5.  'Sri Lanka was conquered by the Cholas and Raja Raja I. They moved the capital.'   # no NBSP
6.  'Sri Lanka was conquered by Raja Raja I. He moved the capital to Polonnaruwa.'     # no NBSP
7.  'Sri Lanka was conquered by Raja Raja I. This moved the capital to Polonnaruwa.'   # no NBSP
8.  'Sri Lanka was conquered by Raja Raja I. This moved the capital to Polonnaruwa.'   # NBSP before I.

5.  ['Sri Lanka was conquered by the Cholas and Raja Raja I.', 'They moved the capital.']
6.  ['Sri Lanka was conquered by Raja Raja I.', 'He moved the capital to Polonnaruwa.']
7. *['Sri Lanka was conquered by Raja Raja I. This moved the capital to Polonnaruwa.']
8.  ['Sri Lanka was conquered by Raja Raja I.', 'This moved the capital to Polonnaruwa.']

Cases 9–10 show the same sort of “fix”:

9.   'Lu Xun wrote The True Story of Ah Q. He was a Chinese author.'   # no NBSP
10.  'Lu Xun wrote The True Story of Ah Q. He was a Chinese author.'   # NBSP before Q.

9.  *['Lu Xun wrote The True Story of Ah Q. He was a Chinese author.']
10.  ['Lu Xun wrote The True Story of Ah Q.', 'He was a Chinese author.']

Cases 11–14 show that it’s much more difficult than it looks as Feng S. He is a plausible Chinese name:

11.  'Feng S. He was a Chinese diplomat who secretly saved 3,000 Austrian Jews.'  # no NBSP
12.  'He said the story of Feng S. He was a secret. He was a Chinese diplomat.'   # no NBSP
13.  'He said the story of Feng S. He was a secret.

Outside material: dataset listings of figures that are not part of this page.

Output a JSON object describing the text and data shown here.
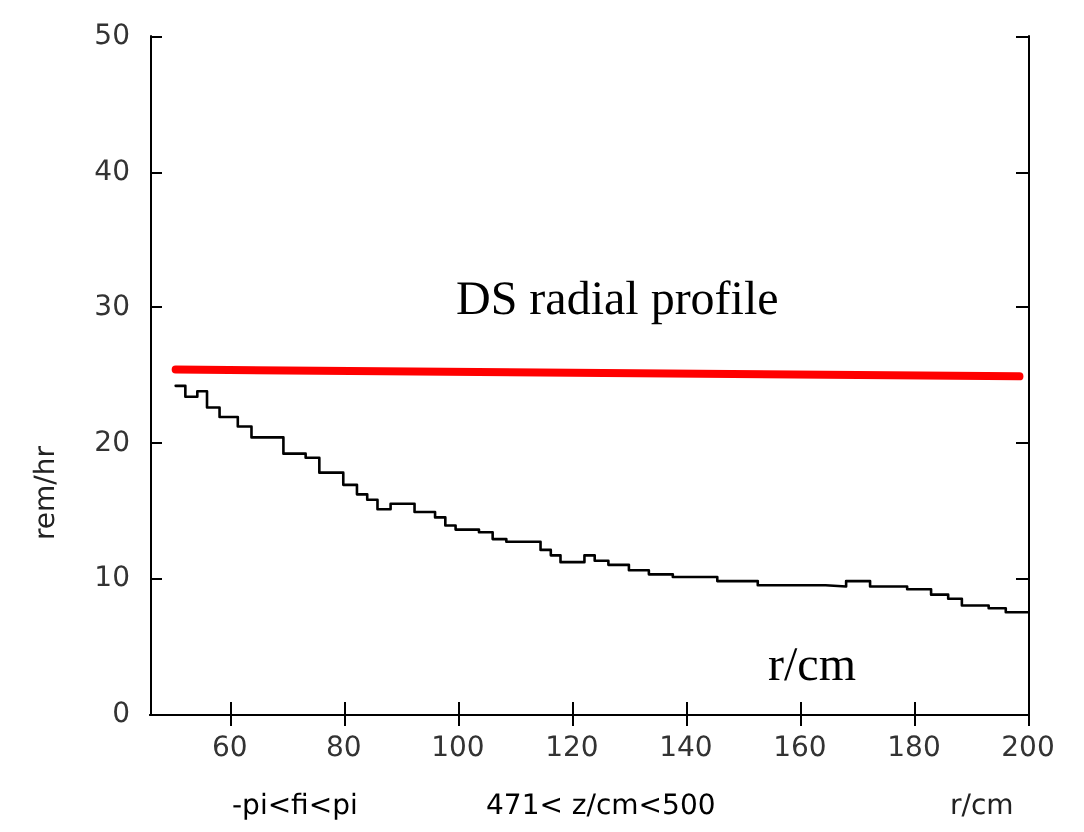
{
  "chart_data": {
    "type": "line",
    "xlabel": "r/cm",
    "ylabel": "rem/hr",
    "annotations": [
      "DS radial profile",
      "r/cm",
      "-pi<fi<pi",
      "471< z/cm<500"
    ],
    "xlim": [
      46,
      200
    ],
    "xticks": [
      60,
      80,
      100,
      120,
      140,
      160,
      180,
      200
    ],
    "ylim": [
      0,
      50
    ],
    "yticks": [
      0,
      10,
      20,
      30,
      40,
      50
    ],
    "grid": false,
    "marker": "none",
    "series": [
      {
        "type": "step",
        "color": "#000000",
        "x": [
          50.5,
          52.2,
          54.3,
          56,
          58.2,
          61.4,
          63.8,
          69.4,
          73.3,
          75.7,
          79.9,
          82.3,
          84.1,
          85.9,
          88.2,
          92.4,
          96,
          97.8,
          99.6,
          103.7,
          106.1,
          108.5,
          114.5,
          116.3,
          118,
          122.2,
          124,
          126.4,
          130,
          133.5,
          137.7,
          145.5,
          152.6,
          164.5,
          168.1,
          172.3,
          178.8,
          183,
          186,
          188.4,
          193.1,
          196.1,
          200
        ],
        "values": [
          24.2,
          23.4,
          23.8,
          22.6,
          21.9,
          21.2,
          20.4,
          19.2,
          18.9,
          17.8,
          16.9,
          16.2,
          15.8,
          15.1,
          15.5,
          14.9,
          14.5,
          13.9,
          13.6,
          13.4,
          12.9,
          12.7,
          12.1,
          11.7,
          11.2,
          11.7,
          11.3,
          11,
          10.6,
          10.3,
          10.1,
          9.8,
          9.5,
          9.4,
          9.8,
          9.4,
          9.2,
          8.8,
          8.5,
          8,
          7.8,
          7.5,
          7.5
        ]
      },
      {
        "color": "#ff0000",
        "x": [
          50.5,
          198.5
        ],
        "values": [
          25.4,
          24.9
        ]
      }
    ]
  }
}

He was a Chinese diplomat.'   # NBSP after S.
14.  'I learned the son of Feng S. He was a Chinese-American microbiologist.'     # no NBSP

11.  ['Feng S. He was a Chinese diplomat who secretly saved 3,000 Austrian Jews.']
12.  ['He said the story of Feng S. He was a secret.', 'He was a Chinese diplomat.']
13. *['He said the story of Feng S.', ' He was a secret.', 'He was a Chinese diplomat.']
14.  ['I learned the son of Feng S. He was a Chinese-American microbiologist.']

The non-breaking space currently has no effect in cases 15 and 16. However, they could be easily segmented correctly without adding more rules or rare words like .NET to an explicit list.

15.  'I want to learn Microsoft’s .NET framework.'   # no NBSP
16.  'I want to learn Microsoft’s .NET framework.'   # NBSP before .NET

15. *['I want to learn Microsoft’s .', 'NET framework.']
16. *['I want to learn Microsoft’s .', 'NET framework.']

Resolving this issue could help with the following:

  1. Improve accuracy for corpora that (partially) use an existing convention for keeping words together using non-breaking spaces.
  2. Improve the existing rules by scrutinizing issues with the cases provided.

I favor this program for my use case because of its stance on embedded quotations.